14th Street busway experiment could help get NYC moving

The 14th Street Busway. (Photo by Todd Maisel)
The MTA's plan for the 14th Street busway will launch on Thursday.
The MTA’s plan for the 14th Street busway will launch on Thursday. Photo Credit: Brick + Wood

 Will Thursday morning bring a carless 14th Street?  

It might not happen that quickly or easily, but ultimately, that’s the worthy goal of the ambitious new "busway" pilot that begins Thursday.

 If successful, the 14th Street busway could dramatically transform a key Manhattan thoroughfare and serve as a model  to be replicated at other bottlenecks across the city, loosening congestion, speeding up buses and changing driver behavior.  

The busway will mostly limit 14th Street between Third and Ninth avenues to buses and trucks every day from 6 a.m. to 10 p.m.  Cars will be able to use the busy crosstown thoroughfare for pickups or drop-offs, and then will have to make a right at the next intersection. 

This is a big victory for those who want better bus service and some cars off the streets. If the communication and coordination work, this will be a significant step for NYC and MTA officials, who are working together on the 18-month pilot.

Enforcement is critical, and will occur mostly through a combination of stationary cameras to catch vehicles   on 14th Street that illegally travel through intersections, and cameras on buses that capture vehicles illegally parked in the bus lane.. Education is key, too, as drivers have a 60-day grace period before the fines, ranging from $50 to $250 depending on the number of offenses, kick in. 

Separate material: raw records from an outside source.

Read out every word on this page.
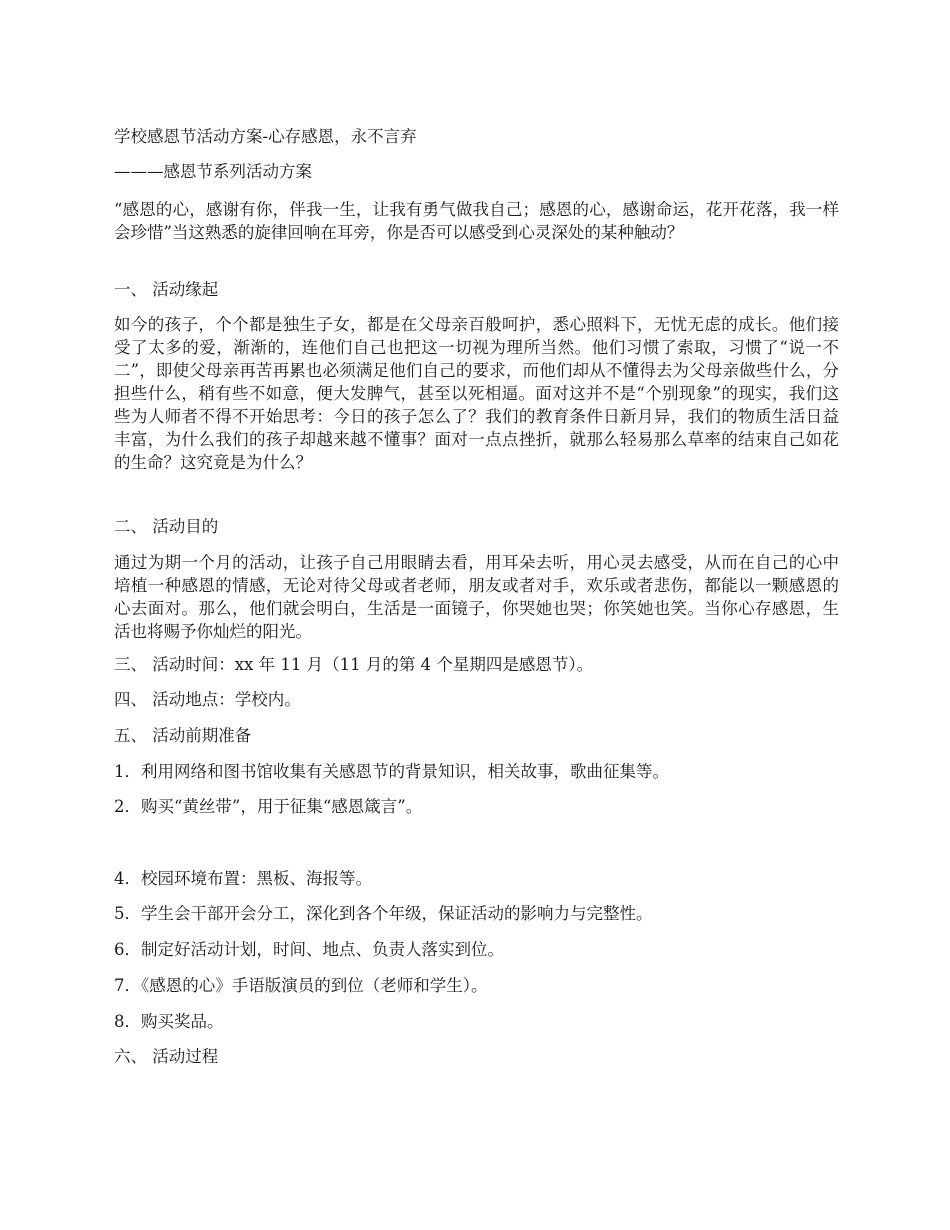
学校感恩节活动方案-心存感恩，永不言弃

———感恩节系列活动方案

“感恩的心，感谢有你，伴我一生，让我有勇气做我自己；感恩的心，感谢命运，花开花落，我一样会珍惜”当这熟悉的旋律回响在耳旁，你是否可以感受到心灵深处的某种触动？

一、 活动缘起

如今的孩子，个个都是独生子女，都是在父母亲百般呵护，悉心照料下，无忧无虑的成长。他们接受了太多的爱，渐渐的，连他们自己也把这一切视为理所当然。他们习惯了索取，习惯了“说一不二”，即使父母亲再苦再累也必须满足他们自己的要求，而他们却从不懂得去为父母亲做些什么，分担些什么，稍有些不如意，便大发脾气，甚至以死相逼。面对这并不是“个别现象”的现实，我们这些为人师者不得不开始思考：今日的孩子怎么了？我们的教育条件日新月异，我们的物质生活日益丰富，为什么我们的孩子却越来越不懂事？面对一点点挫折，就那么轻易那么草率的结束自己如花的生命？这究竟是为什么？

二、 活动目的

通过为期一个月的活动，让孩子自己用眼睛去看，用耳朵去听，用心灵去感受，从而在自己的心中培植一种感恩的情感，无论对待父母或者老师，朋友或者对手，欢乐或者悲伤，都能以一颗感恩的心去面对。那么，他们就会明白，生活是一面镜子，你哭她也哭；你笑她也笑。当你心存感恩，生活也将赐予你灿烂的阳光。

三、 活动时间：xx 年 11 月（11 月的第 4 个星期四是感恩节）。

四、 活动地点：学校内。

五、 活动前期准备

1．利用网络和图书馆收集有关感恩节的背景知识，相关故事，歌曲征集等。

2．购买“黄丝带”，用于征集“感恩箴言”。

4．校园环境布置：黑板、海报等。

5．学生会干部开会分工，深化到各个年级，保证活动的影响力与完整性。

6．制定好活动计划，时间、地点、负责人落实到位。

7．《感恩的心》手语版演员的到位（老师和学生）。

8．购买奖品。

六、 活动过程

The busway starts this week after an appeals court gave a go-ahead, but the city remains in a legal battle with local residents concerned about traffic on nearby side streets. City officials have to evaluate the project and adjust as necessary. Making data on community feedback, traffic and bus travel times publicly available will help. 

Like pedestrian plazas, congestion pricing and other big changes, the busway will generate legitimate concerns and silly grumbles. But if residents follow the rules, and if the city and MTA can drive a successful project forward, this could become a pivotal part of getting people out of cars and moving them more quickly and safely by foot, bike or bus.